Graduate Student, Computer Architecture
My main research focus is in Computer Architecture. Since, Spring 2013 I have been working with Prof. Karu Sankaralingam in the Vertical Research Group. My main interests lie in processor microarchitecture, programmable accelerators, von-neumann/dataflow architecture and GPU computing/microarchitecture.
Refer to our HPCA 2016 Publication for more details on the preliminary idea about this research → [pdf]
My main focus as part of my PhD thesis has been on exploring and designing an efficient programmable accelerator for multiple application domains, which is general purpose programmable. We believe the main driving principles behind any such programmable accelerator architecture employs five important specialization principles [Concurrency, Spatial Communication, Computation, Data-Reuse and Co-ordination]
to achieve a good balance between generality and efficiency.
Alternatively, in recent few years Domain specific accelarators (DSAs) are more popular with Moore's law ending (or slowing) and post-dennard scaling effects, and has lead to proposals of sea of accelerators which act as co-processors or offload accelerator engines to the main host processor. But, with increasing area/power costs, it is important to look at accelerators which are general purpose programmable for multiple applications domains and thus save area/power and NRE design costs. This project focuses on one such big picture of a
generic programmable accelerator fabric, which can be tuned to accelerate multiple application domains by employing simple specialization principles.
GenAccel -- General Purpose Programmable Hardware Accelerator
More details to be put here soon.
Currently, my research focuses on designing and implementing once such instance of a general purpose programmable hardware accelerator named GenAccel, employing all the specialization principles explained above. This specialization fabric aims at accelerating any general purpose data-intensive regular memory access application with same performance as ASIC or DSA with only 2x-4x overhead in area/power.
We are building a complete programmable framework to program such specialization fabrics and
also a Chisel based hardware design framework to explore difference hardware based design micro-architectural decisions for such fabrics.
We plan to release this entire framework and make it open source for others to explore such programmable accelerators and also to push forward research on developing more easier programming models/frameworkds to program such fabrics.
Von-Neumann/Dataflow Hybrid Architecture
More details about this in our ISCA 2015 paper here → [pdf]

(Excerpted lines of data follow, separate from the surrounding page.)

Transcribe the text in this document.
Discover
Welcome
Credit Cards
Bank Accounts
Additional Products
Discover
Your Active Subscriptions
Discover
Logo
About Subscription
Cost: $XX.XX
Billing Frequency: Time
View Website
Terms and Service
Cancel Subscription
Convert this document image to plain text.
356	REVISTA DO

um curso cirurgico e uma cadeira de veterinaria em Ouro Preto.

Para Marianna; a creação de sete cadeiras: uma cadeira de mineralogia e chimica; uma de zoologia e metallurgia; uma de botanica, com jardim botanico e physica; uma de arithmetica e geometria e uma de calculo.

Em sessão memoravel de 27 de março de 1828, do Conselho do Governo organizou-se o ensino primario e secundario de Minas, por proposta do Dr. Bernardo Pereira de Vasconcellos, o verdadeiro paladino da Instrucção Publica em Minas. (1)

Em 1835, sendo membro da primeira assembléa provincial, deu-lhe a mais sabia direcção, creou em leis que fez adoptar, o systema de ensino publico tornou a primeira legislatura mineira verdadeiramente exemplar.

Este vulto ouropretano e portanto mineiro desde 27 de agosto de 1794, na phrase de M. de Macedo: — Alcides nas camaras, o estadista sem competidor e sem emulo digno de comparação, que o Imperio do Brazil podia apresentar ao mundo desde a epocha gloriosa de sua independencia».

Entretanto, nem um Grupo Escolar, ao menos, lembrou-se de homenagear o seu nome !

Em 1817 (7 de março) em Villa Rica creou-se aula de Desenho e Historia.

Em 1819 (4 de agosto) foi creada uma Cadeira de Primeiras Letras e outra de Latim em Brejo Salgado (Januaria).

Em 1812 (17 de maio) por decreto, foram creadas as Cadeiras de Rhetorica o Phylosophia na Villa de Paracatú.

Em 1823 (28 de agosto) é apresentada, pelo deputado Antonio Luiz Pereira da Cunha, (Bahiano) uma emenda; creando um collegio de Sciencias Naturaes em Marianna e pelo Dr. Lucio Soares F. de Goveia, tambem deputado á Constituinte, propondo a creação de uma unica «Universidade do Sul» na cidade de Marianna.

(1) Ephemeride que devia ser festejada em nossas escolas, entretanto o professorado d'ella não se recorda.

I started my PhD, by beginning to work on a project with one more senior research member of Vertical Group. This work focuses on a Von-Neumann/Dataflow hybrid architecture to exploit Instruction Level Parallelism (ILP) in irregular applications. General purpose processors incur lot of power overheads due to the heavy-weight instruction processing task and support for dynamic extraction of data-dependence graph (DDG). Hybrid architectures with explicit dataflow support can directly offload and execute
the DDG for coarser-grained program regions and benefit from better performance and energy efficiency. However, the challenge is to achieve the benefits without excess hardware complexity and switching overheads of dataflow archietctures. This work focuses on addressing those challenges with a novel dataflow microarchitecture inspired from decades of dataflow research and analyzes how irregular applications can take advantage of huge instruction level parallelism exposed.
Master's Research [Open Source GPGPU → MIAOW]Published in HotChips 27, CoolChips-XVIII and ACM TACO journal (Volume 12, Issue 2, 2015 ): Link to Publications
Interested readers can have a look at: MIAOW White paper and MIAOW Poster
The entire source code is released to public and can be accessed here - Github Source Code.
A detailed wiki walks through on compiling MIAOW and running tests - MIAOW Wiki
For more support or any questions, contact: email@example.com
For my Master's research, I was fortunate to be an active member of MIAOW GPU group. MIAOW (Many-Core Accelerator of Wisconsin) implements a General Purpose Programmable GPU (GPGPU) compute unit, cache modules and an ultra-threaded dispatcher based on AMD southern islands ISA. Unmodified OpenCL GPU kernels can be run on MIAOW and it gives realistic area and power estimates. MIAOW is not aimed at reproducing the performance aspects of an industry standard GPU and is built only for lower-level microarchitecture research on GPU.
A primary motivator for MIAOW's creation is the belief that software simulators of hardware such as CPUs and GPUs often miss many subtle aspects that can skew the performance, power, and other quantitative results that they produce. As an actual implementation of a GPU's logic, the Vertical Research Group believes that MIAOW can be a useful tool in producing not only more accurate quantitative results when benchmarking GPGPU workloads but also provide context for the architectural complexities of actually implementing newly proposed algorithms and designs that are intended to improve performance or other desired characteristics.